There has been a nearly 50% decline in the number of listed companies over the past two decades, which many companies attribute to increasing amounts of red tape.
Tom Quaadman, executive vice president of the Chamber’s Center for Capital Markets Competitiveness said: “Clayton recognizes that the decline of public companies is a threat to the long-term competitiveness of the American economy. Clayton has taken a holistic step-by-step approach to reverse this situation.”
But by cutting companies disclosure requirements, investors are privy to less information.
Robert Jackson, one of five SEC commissioners who has opposed several measures, said: “The deregulatory agenda now advancing at the SEC is too often driven by lobbyist intuition rather than hard facts about the markets we oversee.”
One of Clayton's proposals, for instance, will relax a requirement created by Congress in 2002 following the Enron scandal that forced companies with less than $100 million in revenue to have to have an independent auditor sign off on their financials. Another of his proposals would cap financial rewards for whistleblowers, reducing the incentive for company insiders to come forward with evidence of wrongdoing. This proposal may be "softened" by Clayton, as it has been fiercely attacked by corporate governance advocates.
Clayton has also proposed changes that would limit the ability of shareholders to submit proposals on items like executive compensation to company management.
And he has added oversight in some areas of the market. For instance, some measures that aim to simplify financial disclosures make it easier for investors to identify material information and gives investors more information on how company employees deal in their stock.
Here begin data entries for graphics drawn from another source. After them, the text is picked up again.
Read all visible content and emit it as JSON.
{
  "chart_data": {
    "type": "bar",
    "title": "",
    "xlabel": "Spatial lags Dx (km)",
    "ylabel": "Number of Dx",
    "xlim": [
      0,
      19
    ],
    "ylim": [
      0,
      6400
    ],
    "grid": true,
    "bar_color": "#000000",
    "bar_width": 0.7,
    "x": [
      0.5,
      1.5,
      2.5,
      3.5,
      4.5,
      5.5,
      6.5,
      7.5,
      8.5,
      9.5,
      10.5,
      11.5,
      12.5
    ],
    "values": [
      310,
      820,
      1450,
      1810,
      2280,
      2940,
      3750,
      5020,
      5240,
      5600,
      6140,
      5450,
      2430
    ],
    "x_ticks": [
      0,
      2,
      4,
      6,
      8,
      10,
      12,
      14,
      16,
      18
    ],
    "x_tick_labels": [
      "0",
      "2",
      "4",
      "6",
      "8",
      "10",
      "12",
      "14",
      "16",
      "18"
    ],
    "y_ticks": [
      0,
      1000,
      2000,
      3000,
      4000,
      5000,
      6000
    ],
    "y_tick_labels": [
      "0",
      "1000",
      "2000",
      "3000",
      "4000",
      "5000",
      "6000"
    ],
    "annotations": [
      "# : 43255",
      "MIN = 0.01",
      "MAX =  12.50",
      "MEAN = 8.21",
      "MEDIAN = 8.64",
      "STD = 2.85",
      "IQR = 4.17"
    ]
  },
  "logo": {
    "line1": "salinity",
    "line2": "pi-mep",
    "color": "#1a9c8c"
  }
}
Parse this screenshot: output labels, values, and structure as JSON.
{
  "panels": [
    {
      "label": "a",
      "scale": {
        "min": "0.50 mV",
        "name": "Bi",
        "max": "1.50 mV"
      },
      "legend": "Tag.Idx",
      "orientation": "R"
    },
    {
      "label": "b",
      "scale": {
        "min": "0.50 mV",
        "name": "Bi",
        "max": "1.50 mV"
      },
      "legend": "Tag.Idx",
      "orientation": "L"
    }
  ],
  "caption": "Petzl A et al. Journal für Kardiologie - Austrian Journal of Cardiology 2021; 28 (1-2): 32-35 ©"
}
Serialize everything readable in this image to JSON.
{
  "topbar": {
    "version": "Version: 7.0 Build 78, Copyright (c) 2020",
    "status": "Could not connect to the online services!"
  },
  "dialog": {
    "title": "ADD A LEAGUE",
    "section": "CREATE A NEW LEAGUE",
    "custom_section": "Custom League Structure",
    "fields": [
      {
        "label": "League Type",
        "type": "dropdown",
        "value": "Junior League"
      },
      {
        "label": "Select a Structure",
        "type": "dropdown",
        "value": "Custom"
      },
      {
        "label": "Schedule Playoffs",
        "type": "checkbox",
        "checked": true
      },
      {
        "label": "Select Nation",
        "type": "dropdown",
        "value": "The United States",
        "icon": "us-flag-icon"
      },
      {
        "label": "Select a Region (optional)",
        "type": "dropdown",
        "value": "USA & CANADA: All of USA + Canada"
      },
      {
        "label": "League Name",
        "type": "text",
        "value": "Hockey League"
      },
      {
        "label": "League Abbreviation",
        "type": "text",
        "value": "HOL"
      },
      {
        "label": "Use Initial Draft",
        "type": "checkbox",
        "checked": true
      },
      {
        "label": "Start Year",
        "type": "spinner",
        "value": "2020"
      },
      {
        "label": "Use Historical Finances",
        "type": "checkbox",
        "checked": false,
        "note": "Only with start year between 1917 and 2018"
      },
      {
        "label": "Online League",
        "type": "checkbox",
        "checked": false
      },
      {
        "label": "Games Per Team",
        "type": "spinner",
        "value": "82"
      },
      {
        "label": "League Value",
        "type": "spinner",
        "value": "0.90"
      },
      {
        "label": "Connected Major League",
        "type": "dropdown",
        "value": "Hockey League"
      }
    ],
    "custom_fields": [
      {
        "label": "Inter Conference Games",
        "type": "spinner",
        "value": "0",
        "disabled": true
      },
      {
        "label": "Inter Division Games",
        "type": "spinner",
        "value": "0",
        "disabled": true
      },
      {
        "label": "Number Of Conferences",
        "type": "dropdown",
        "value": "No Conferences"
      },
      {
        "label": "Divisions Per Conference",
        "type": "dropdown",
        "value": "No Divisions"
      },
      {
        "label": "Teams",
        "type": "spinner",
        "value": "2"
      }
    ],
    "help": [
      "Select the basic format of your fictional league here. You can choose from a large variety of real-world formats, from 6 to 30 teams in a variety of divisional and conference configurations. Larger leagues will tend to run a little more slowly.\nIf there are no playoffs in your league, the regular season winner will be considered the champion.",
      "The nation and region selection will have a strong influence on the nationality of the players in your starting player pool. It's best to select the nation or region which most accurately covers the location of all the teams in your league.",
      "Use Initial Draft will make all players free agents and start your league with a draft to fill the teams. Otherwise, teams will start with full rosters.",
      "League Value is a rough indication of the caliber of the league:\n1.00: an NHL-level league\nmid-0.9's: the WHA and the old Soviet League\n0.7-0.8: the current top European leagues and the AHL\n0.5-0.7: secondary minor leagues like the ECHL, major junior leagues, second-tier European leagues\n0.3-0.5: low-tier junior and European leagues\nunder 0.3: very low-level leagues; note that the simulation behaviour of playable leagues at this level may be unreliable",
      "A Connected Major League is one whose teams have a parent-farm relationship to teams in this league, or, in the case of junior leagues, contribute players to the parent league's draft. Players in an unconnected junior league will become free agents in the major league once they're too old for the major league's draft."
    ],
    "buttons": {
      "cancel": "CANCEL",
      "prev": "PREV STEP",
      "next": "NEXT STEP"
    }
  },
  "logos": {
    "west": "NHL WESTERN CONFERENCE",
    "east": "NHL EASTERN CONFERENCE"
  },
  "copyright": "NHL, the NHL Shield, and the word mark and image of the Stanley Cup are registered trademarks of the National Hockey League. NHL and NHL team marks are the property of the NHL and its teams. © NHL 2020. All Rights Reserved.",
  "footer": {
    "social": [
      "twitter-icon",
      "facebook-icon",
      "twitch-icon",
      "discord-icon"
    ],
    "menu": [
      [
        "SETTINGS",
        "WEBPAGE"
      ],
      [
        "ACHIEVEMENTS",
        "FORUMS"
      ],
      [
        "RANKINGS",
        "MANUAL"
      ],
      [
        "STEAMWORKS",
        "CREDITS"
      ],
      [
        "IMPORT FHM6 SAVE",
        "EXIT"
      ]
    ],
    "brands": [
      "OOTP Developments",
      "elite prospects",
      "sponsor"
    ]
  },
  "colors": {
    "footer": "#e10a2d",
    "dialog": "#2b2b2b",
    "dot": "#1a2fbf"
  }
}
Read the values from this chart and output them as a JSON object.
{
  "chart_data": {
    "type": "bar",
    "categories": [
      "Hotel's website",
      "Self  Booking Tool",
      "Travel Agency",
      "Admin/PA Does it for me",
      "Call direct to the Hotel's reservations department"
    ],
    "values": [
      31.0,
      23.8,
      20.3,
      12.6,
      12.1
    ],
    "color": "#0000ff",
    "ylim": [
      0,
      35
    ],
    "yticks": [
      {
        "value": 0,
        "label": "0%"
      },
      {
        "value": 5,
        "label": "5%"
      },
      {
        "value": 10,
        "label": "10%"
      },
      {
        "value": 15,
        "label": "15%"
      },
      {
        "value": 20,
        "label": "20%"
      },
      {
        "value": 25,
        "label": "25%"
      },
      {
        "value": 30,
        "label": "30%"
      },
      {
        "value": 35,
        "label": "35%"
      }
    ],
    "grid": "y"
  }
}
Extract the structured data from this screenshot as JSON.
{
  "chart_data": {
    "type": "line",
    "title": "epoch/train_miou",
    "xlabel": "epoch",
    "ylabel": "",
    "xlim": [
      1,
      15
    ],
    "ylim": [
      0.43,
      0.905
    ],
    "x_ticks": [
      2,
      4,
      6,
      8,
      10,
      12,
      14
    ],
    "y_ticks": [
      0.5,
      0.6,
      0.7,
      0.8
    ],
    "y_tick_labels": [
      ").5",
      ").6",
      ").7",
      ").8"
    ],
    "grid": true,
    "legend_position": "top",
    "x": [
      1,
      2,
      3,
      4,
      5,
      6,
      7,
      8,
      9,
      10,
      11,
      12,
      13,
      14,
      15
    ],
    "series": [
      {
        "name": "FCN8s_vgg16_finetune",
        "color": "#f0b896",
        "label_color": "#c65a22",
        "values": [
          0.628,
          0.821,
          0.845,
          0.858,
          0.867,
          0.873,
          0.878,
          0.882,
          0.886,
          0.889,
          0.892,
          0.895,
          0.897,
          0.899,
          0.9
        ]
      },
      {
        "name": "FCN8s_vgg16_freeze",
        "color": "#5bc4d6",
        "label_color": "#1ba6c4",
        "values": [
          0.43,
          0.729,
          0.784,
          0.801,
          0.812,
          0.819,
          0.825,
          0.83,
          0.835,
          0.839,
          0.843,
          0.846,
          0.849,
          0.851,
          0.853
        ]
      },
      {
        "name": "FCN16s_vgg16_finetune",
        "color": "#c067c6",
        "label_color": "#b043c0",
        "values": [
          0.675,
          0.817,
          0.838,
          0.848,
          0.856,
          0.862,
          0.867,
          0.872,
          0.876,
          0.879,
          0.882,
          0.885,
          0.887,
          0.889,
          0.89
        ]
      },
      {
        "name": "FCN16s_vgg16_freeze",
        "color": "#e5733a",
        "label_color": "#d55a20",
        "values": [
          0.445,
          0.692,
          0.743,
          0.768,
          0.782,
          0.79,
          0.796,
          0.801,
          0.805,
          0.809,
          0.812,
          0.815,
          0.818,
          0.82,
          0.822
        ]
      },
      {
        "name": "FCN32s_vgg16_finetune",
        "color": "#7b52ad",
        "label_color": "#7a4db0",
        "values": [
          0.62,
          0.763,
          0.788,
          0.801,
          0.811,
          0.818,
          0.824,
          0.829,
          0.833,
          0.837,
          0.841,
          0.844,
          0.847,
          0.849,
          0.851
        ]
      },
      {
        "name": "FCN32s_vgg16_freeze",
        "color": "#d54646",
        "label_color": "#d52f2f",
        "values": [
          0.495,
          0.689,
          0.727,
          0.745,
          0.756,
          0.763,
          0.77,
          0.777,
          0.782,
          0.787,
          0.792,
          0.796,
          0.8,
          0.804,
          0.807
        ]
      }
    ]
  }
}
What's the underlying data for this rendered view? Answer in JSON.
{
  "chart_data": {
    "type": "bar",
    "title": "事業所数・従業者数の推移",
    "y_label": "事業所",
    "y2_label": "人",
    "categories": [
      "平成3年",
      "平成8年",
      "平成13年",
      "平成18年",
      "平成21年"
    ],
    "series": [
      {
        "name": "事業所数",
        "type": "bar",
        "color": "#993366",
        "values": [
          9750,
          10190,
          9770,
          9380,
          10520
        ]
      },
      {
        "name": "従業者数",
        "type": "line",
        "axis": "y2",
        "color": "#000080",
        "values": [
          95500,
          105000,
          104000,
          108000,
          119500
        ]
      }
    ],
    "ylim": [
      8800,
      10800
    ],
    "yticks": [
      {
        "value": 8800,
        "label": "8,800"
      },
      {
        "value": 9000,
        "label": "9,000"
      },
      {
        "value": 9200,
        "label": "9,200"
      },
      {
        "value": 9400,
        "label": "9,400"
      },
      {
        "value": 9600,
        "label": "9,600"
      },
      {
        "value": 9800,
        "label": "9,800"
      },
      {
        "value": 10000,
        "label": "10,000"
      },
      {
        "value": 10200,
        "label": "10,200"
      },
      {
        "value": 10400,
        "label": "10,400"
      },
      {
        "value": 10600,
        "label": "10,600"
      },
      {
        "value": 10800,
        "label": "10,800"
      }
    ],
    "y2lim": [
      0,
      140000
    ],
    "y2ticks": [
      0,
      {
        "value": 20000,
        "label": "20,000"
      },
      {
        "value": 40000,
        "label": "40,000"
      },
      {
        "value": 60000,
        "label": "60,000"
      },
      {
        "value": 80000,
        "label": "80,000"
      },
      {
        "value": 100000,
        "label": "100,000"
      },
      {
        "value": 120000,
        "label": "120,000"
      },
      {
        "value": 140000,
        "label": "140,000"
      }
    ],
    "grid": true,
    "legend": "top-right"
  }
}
He has also passed a package of measures this year that require stockbrokers to disclose potential conflicts of interest and the commissions that they earn.
Cryptocurrency ventures have also slowed dramatically, as Clayton has said they should be regulated like stock offerings.
Companies have been primarily choosing to stay private due to the costs associated with going public. Investment bankers, lawyers and auditors can all rack up bills in the millions and ongoing compliance ensures that these costs continue as a company stays public.
At the same time, deregulation in the private market since 1996 has made it easier for firms to raise money from private investors, leaving most Americans out of the equation. Over the last 5 years, at least $150 billion has been raised in private equity and debt placements, compared to $90 billion in the 5 years prior.
And even though the total number of public companies is lower than 20 years ago, their total value has doubled, partly due to mergers and acquisitions. The IPO market has improved this year, as well. By the end of October, 37 small cap listings had generated between $300 million and $1 billion each from IPOs, on track to beat 2018's tally of 39 listings. Many bankers have attributed this to a rising stock market.
Jim Cooney, head of equity capital markets for the Americas at Bank of America, said: “Although these new tools have been put in place and positively received, the continued strength of the broader market has been the primary factor driving IPO volumes.”
Clayton, who was seen as timid about making harsh changes upon his appointment, has been more inclined to push through measures despite Democratic dissent lately. Two of the five current commissioners are Democrats, while the rest were picked by Clayton.
Commissioner Jackson, a Democrat in the minority at the SEC, concluded by saying that Clayton's changes during his tenure have come with "real costs for real people".